Man kann es sich einfach machen nach diesem spannenden Präsidenten-Wahltag – und mit dem ausgestreckten Finger auf die Linkspartei zeigen. Hätten die mal schön springen sollen, das eigene Ego runterschlucken und sich nebenbei von ihrem SED-Stigma befreien sollen. So argumentieren Sozialdemokraten, Grüne und auch Kollegen und Leser von ZEIT ONLINE seit gestern.

Ja, in der Tat: Hätten die Linken Joachim Gauck gestern mitgewählt und auf die eigene chancenlose Kandidatin verzichtet, hätte Gauck gute Chancen gehabt.
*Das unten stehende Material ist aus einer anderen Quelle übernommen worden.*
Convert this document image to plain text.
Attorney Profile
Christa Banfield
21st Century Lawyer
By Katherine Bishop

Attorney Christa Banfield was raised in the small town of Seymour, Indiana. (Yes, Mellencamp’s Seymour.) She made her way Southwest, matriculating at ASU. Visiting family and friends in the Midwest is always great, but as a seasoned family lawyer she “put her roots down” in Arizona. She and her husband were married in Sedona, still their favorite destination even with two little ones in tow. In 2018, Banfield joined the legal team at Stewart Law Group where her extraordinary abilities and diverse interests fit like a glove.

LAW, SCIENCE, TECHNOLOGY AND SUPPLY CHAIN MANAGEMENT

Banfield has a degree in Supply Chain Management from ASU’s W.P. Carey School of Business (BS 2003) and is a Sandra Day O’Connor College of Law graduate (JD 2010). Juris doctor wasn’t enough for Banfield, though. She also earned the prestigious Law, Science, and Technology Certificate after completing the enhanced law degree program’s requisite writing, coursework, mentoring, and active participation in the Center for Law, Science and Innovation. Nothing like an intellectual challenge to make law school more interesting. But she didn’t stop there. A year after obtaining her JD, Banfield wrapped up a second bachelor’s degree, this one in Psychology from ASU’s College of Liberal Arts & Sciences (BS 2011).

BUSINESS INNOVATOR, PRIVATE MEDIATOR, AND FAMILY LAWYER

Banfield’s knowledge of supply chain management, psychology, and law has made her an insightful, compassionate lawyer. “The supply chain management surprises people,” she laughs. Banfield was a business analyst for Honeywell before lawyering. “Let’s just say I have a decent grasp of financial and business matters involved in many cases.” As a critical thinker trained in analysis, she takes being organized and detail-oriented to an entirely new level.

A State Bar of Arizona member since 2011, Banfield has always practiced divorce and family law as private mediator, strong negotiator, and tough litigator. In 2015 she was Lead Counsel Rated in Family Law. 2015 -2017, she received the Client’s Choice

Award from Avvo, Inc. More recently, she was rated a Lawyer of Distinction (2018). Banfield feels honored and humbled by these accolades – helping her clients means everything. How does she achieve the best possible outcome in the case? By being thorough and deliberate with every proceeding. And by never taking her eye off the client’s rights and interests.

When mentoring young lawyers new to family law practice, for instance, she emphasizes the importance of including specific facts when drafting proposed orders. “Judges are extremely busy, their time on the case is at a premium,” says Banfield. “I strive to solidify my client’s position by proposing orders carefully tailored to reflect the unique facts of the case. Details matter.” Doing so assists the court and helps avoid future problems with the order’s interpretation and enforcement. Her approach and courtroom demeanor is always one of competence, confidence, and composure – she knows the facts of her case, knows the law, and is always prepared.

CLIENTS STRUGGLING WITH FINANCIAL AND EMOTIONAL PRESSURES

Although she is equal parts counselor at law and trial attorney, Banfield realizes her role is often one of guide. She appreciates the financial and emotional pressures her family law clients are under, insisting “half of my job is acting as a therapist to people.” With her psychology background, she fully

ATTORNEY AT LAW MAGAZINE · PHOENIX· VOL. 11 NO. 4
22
Hätte sie ihn im ersten Wahlgang gar geschlossen gewählt, wäre Gauck jetzt Bundespräsident.

Und, auch das stimmt: Die Linke wirkte gestern kopflos und überfordert. Ihr Vorschlag nach zwei Wahlgängen, einen ganz neuen Gemeinschafts-Kandidaten (etwa den Christdemokraten Klaus Töpfer, den man nicht mal gefragt hatte) aus dem Hut zu zaubern, hatte keine Aussicht auf Erfolg. Verfassungsmäßig wäre das zwar zulässig gewesen, wie Oskar Lafontaine immer wieder betonte, realistisch war eine solche Option aber nicht. Der Parteichef Klaus Ernst kassierte diesen Vorschlag bald wieder: Solche Spekulationen seien Unfug, sagte er und düpierte damit seine Co-Parteichefin, die den Vorschlag zuvor öffentlich gemacht hatte.

Drittens und letztens war auch die Vorbereitung der Linken auf diese Wahl amateurhaft. Sie hatte vorher schlicht nicht geklärt, wie sie sich im Falle eines dritten Wahlgangs verhält. Stattdessen regierte das Prinzip Hoffnung, wie Fraktionschef Gregor Gysi am Vortag der Wahl einräumte: Man rechne nicht mit einem dritten Wahlgang, sagte er. Heimlich drückte die Linke also die Daumen für Christian Wulff, um nicht in die Verlegenheit zu geraten, Farbe bekennen zu müssen. Sie fürchteten das Dilemma: Entweder die Merkel-Regierung retten – oder den ungeliebten Gauck wählen.

Allerdings kann man den Linken keine Alleinschuld zuweisen. Zu einem gescheiterten Bündnis gehören immer mehrere Seiten. Auch und nicht zuletzt die SPD trägt ein gehöriges Maß an Verantwortung.

Schon die Nominierung von Joachim Gauck war ein bewusster Affront gegen die Linkspartei. Alle anderen Parteien versuchte SPD-Chef Sigmar Gabriel ins Boot zu hohlen. Allen außer den Linken schickte er SMS und warb für eine gemeinsame Lösung. Dass für die Linken Gauck nur schwerlich wählbar ist, war vorher absehbar. Gabriel nahm diese Provokation bewusst und billigend in Kauf.

In den vergangenen Wochen hatte sich das schon lange gespannte Verhältnis zwischen dem früheren Widerstandspfarrer und der Linkspartei sogar noch zusätzlich verschärft. Gauck warf der Linken vor, sie sei "nicht regierungsfähig", ihre Politiker seien oft "belastet durch ihre Teilhabe am Unterdrückungssystem der DDR" oder "verwöhnte Kinder der roten Bourgeoisie". Ähnlich schrill, ähnlich beleidigend klang es von der Linken zurück: Gauck sei ein kriegsbejahender, DDR-schlechtredender Bürgerlicher.

Die SPD vermittelte nicht, sondern warf der Linken vor, unreif, gestrig und machtabsichernd für Schwarz-Gelb zu wirken. Auf das durchaus stichhaltige Argument der Linken, dass man Gauck auch aus inhaltlichen Gründen ablehnt, ging die SPD bewusst nicht ein.